CityofToronto / bdit_traffic_prophet

Suite of algorithms for predicting average daily traffic on Toronto streets
GNU General Public License v3.0
1 stars 1 forks source link

TEPs-I 2019 Outputs for EED #47

Closed cczhu closed 3 years ago

cczhu commented 3 years ago

Environment & Energy Division (EED) requests 2019 data to complete their GHG inventory.

Follow the process documented in #41.

Tasks:

cczhu commented 3 years ago

Relevant notebooks

Convert Postgres data to zips for TEPS

TEPs output analysis

Relevant e-mails

From myself 2020-02-14

We're testing if we can generate AADT estimates for 2017-2018 by feeding in new short term and permanent counts into TEPs-I. As part of this, I'm also hoping to determine which files inside of the Emission folder are needed for TEPs-II, and which files were only used by Arman for testing.

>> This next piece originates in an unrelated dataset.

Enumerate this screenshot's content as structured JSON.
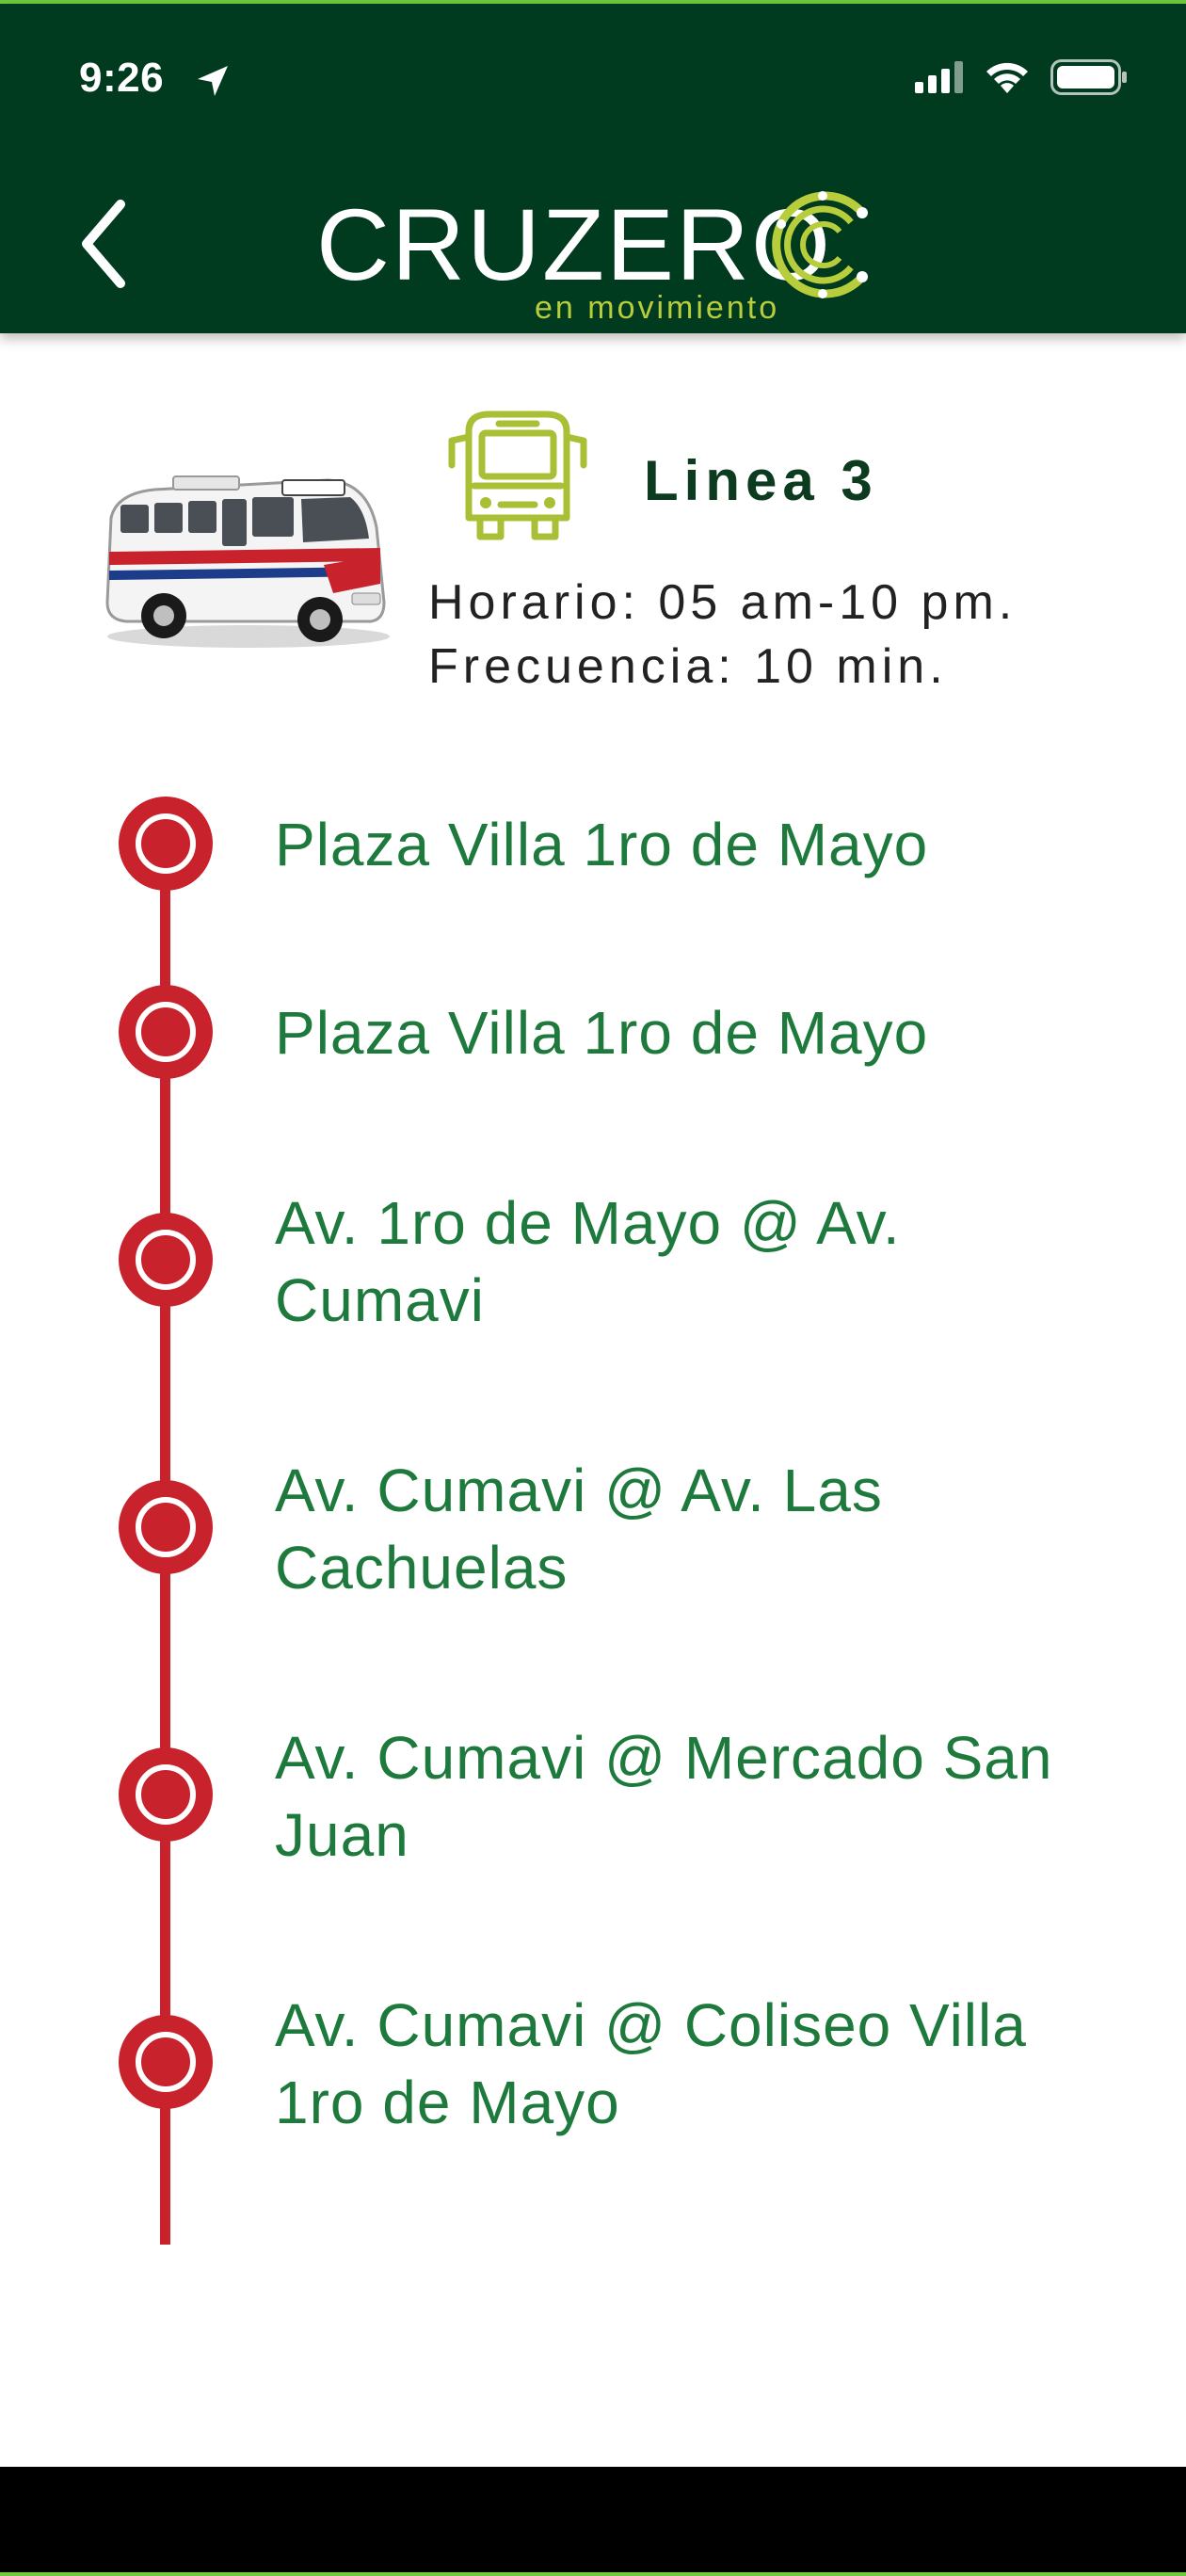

I've generated a preliminary dataset of AADT estimates for EED. These numbers are not final, as we're still QCing the results, but I was hoping we could test the data handover process with you to make sure we know exactly which files we need to send in the future. Would you be willing to help us to run TEPs-II on the dataset? The files are large, and I can either upload them to Google Drive or use the secure FTP system you used to send TEPs-II to me. If you prefer the latter, do you know how I can sign up for that service and upload files?

From Sean Severin 2020-02-24

(After some back and forth with me to confirm the validity of his VKT numbers.

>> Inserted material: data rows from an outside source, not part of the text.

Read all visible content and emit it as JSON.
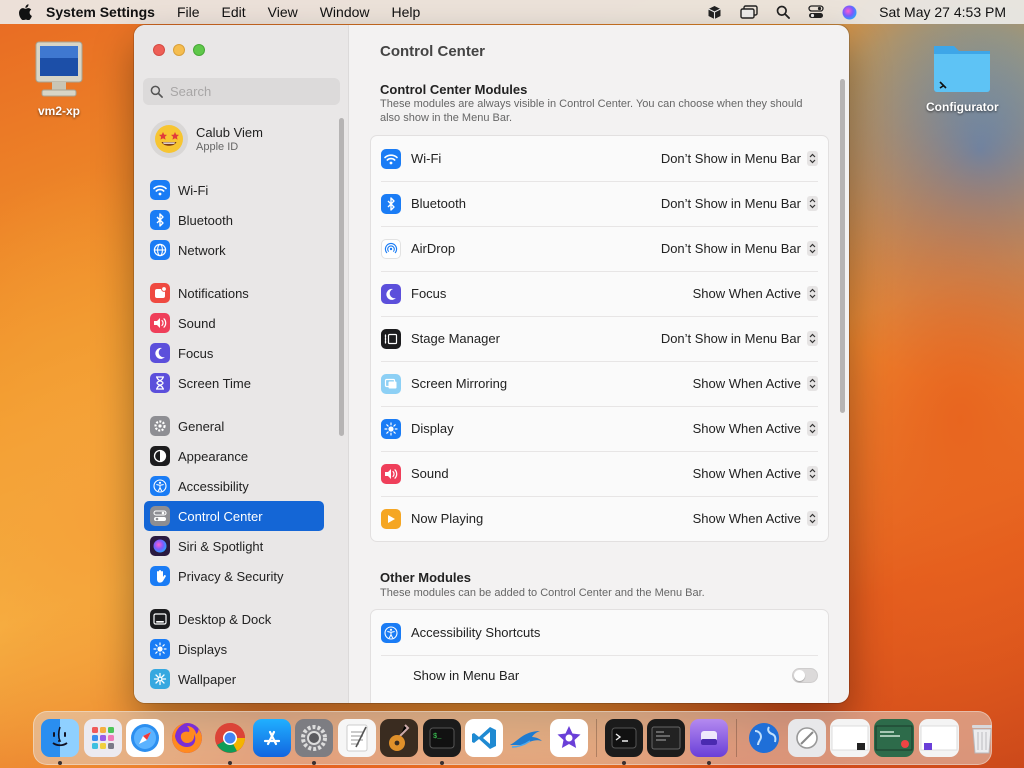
{
  "menubar": {
    "app": "System Settings",
    "items": [
      "File",
      "Edit",
      "View",
      "Window",
      "Help"
    ],
    "clock": "Sat May 27  4:53 PM"
  },
  "desktop": {
    "left_icon": "vm2-xp",
    "right_icon": "Configurator"
  },
  "sidebar": {
    "search_placeholder": "Search",
    "profile": {
      "name": "Calub Viem",
      "subtitle": "Apple ID"
    },
    "groups": [
      [
        {
          "label": "Wi-Fi",
          "icon": "wifi-icon",
          "color": "#1a7cf5"
        },
        {
          "label": "Bluetooth",
          "icon": "bluetooth-icon",
          "color": "#1a7cf5"
        },
        {
          "label": "Network",
          "icon": "network-icon",
          "color": "#1a7cf5"
        }
      ],
      [
        {
          "label": "Notifications",
          "icon": "notifications-icon",
          "color": "#ef4a41"
        },
        {
          "label": "Sound",
          "icon": "sound-icon",
          "color": "#ef3f5a"
        },
        {
          "label": "Focus",
          "icon": "focus-icon",
          "color": "#5c4fdb"
        },
        {
          "label": "Screen Time",
          "icon": "screen-time-icon",
          "color": "#5c4fdb"
        }
      ],
      [
        {
          "label": "General",
          "icon": "general-icon",
          "color": "#8e8e93"
        },
        {
          "label": "Appearance",
          "icon": "appearance-icon",
          "color": "#1c1c1e"
        },
        {
          "label": "Accessibility",
          "icon": "accessibility-icon",
          "color": "#1a7cf5"
        },
        {
          "label": "Control Center",
          "icon": "control-center-icon",
          "color": "#8e8e93",
          "active": true
        },
        {
          "label": "Siri & Spotlight",
          "icon": "siri-icon",
          "color": "#7a3ad8"
        },
        {
          "label": "Privacy & Security",
          "icon": "privacy-hand-icon",
          "color": "#1a7cf5"
        }
      ],
      [
        {
          "label": "Desktop & Dock",
          "icon": "desktop-dock-icon",
          "color": "#1c1c1e"
        },
        {
          "label": "Displays",
          "icon": "displays-icon",
          "color": "#1a7cf5"
        },
        {
          "label": "Wallpaper",
          "icon": "wallpaper-icon",
          "color": "#37a8e0"
        }
      ]
    ]
  },
  "main": {
    "title": "Control Center",
    "modules_title": "Control Center Modules",
    "modules_desc": "These modules are always visible in Control Center. You can choose when they should also show in the Menu Bar.",
    "modules": [
      {
        "label": "Wi-Fi",
        "value": "Don’t Show in Menu Bar",
        "icon": "wifi-icon",
        "color": "#1a7cf5"
      },
      {
        "label": "Bluetooth",
        "value": "Don’t Show in Menu Bar",
        "icon": "bluetooth-icon",
        "color": "#1a7cf5"
      },
      {
        "label": "AirDrop",
        "value": "Don’t Show in Menu Bar",
        "icon": "airdrop-icon",
        "color": "#ffffff"
      },
      {
        "label": "Focus",
        "value": "Show When Active",
        "icon": "focus-icon",
        "color": "#5c4fdb"
      },
      {
        "label": "Stage Manager",
        "value": "Don’t Show in Menu Bar",
        "icon": "stage-manager-icon",
        "color": "#1c1c1e"
      },
      {
        "label": "Screen Mirroring",
        "value": "Show When Active",
        "icon": "screen-mirroring-icon",
        "color": "#8dd0f5"
      },
      {
        "label": "Display",
        "value": "Show When Active",
        "icon": "display-brightness-icon",
        "color": "#1a7cf5"
      },
      {
        "label": "Sound",
        "value": "Show When Active",
        "icon": "sound-icon",
        "color": "#ef3f5a"
      },
      {
        "label": "Now Playing",
        "value": "Show When Active",
        "icon": "now-playing-icon",
        "color": "#f5a623"
      }
    ],
    "other_title": "Other Modules",
    "other_desc": "These modules can be added to Control Center and the Menu Bar.",
    "other": {
      "label": "Accessibility Shortcuts",
      "icon": "accessibility-icon",
      "color": "#1a7cf5",
      "toggle_label": "Show in Menu Bar",
      "toggle_on": false
    }
  },
  "dock": {
    "apps": [
      {
        "name": "finder-icon",
        "running": true
      },
      {
        "name": "launchpad-icon",
        "running": false
      },
      {
        "name": "safari-icon",
        "running": false
      },
      {
        "name": "firefox-icon",
        "running": false
      },
      {
        "name": "chrome-icon",
        "running": true
      },
      {
        "name": "app-store-icon",
        "running": false
      },
      {
        "name": "system-settings-icon",
        "running": true
      },
      {
        "name": "textedit-icon",
        "running": false
      },
      {
        "name": "garageband-icon",
        "running": false
      },
      {
        "name": "terminal-icon",
        "running": true
      },
      {
        "name": "vscode-icon",
        "running": false
      },
      {
        "name": "wireshark-icon",
        "running": false
      },
      {
        "name": "imovie-icon",
        "running": false
      }
    ],
    "recent": [
      {
        "name": "terminal-recent-icon",
        "running": true
      },
      {
        "name": "console-icon",
        "running": false
      },
      {
        "name": "mosaic-icon",
        "running": true
      }
    ],
    "extras": [
      {
        "name": "network-globe-icon",
        "running": false
      },
      {
        "name": "cleaner-icon",
        "running": false
      },
      {
        "name": "window-thumbnail-icon",
        "running": false
      },
      {
        "name": "window-thumbnail-icon-2",
        "running": false
      },
      {
        "name": "window-thumbnail-icon-3",
        "running": false
      },
      {
        "name": "trash-icon",
        "running": false
      }
    ]
  }
}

I've just finished re-running and summing the data from the model run after deleting all the old stuff, and the numbers have not changed.

Local paths

TEPs-I: /mnt/c/Users/czhu5/Documents/VolumeModel/TEPs-I-EEDrun/

cczhu commented 3 years ago

Aakash refreshed prj_volume.centreline_volumes on 2020-12-14. I forgot that we're reading from czhu.btp_centreline_volumes, so I refreshed prj_volume.centreline_volumes.

cczhu commented 3 years ago

Problem: prj_volume.centreline_volumes contains both ATR and TMC counts - the former is count_type = 1 and the latter 2. TMC counts aren't 24 hour counts, and neither Traffic Prophet nor TEPs have controls that ensure they're rejected by the count matching algorithm. We should remove them from the zip-making procedure.

Trouble is they were included back in March for the 2017 and 2018 zips.

New strategy:

cczhu commented 3 years ago

Running TEPs-I for 2017 with the following settings (which should be identical to this post:

image

The working directory here is Documents\VolumeModel\TEPS-I-EEDrun\

I pressed Estimate AADTs. I'll press `Estimate Vehicle Speeds next, following this comment

Irritatingly I never bothered to document which files are generated by this process, so will have to do that later.

cczhu commented 3 years ago

All done!

image

Now for speeds.

cczhu commented 3 years ago

Running with these settings:

image

cczhu commented 3 years ago

All done!

image

cczhu commented 3 years ago

Zipped files for EED

image

cczhu commented 3 years ago

Running TEPs Output Analysis.ipynb (copied from 20200218-tepsrerunwithnewdata) we can analyze the new "proposed" data against the older "baseline" run from February 2020. Recall this run erroneously includes 7.5 hour TMCs as short term counts in 2017-2018.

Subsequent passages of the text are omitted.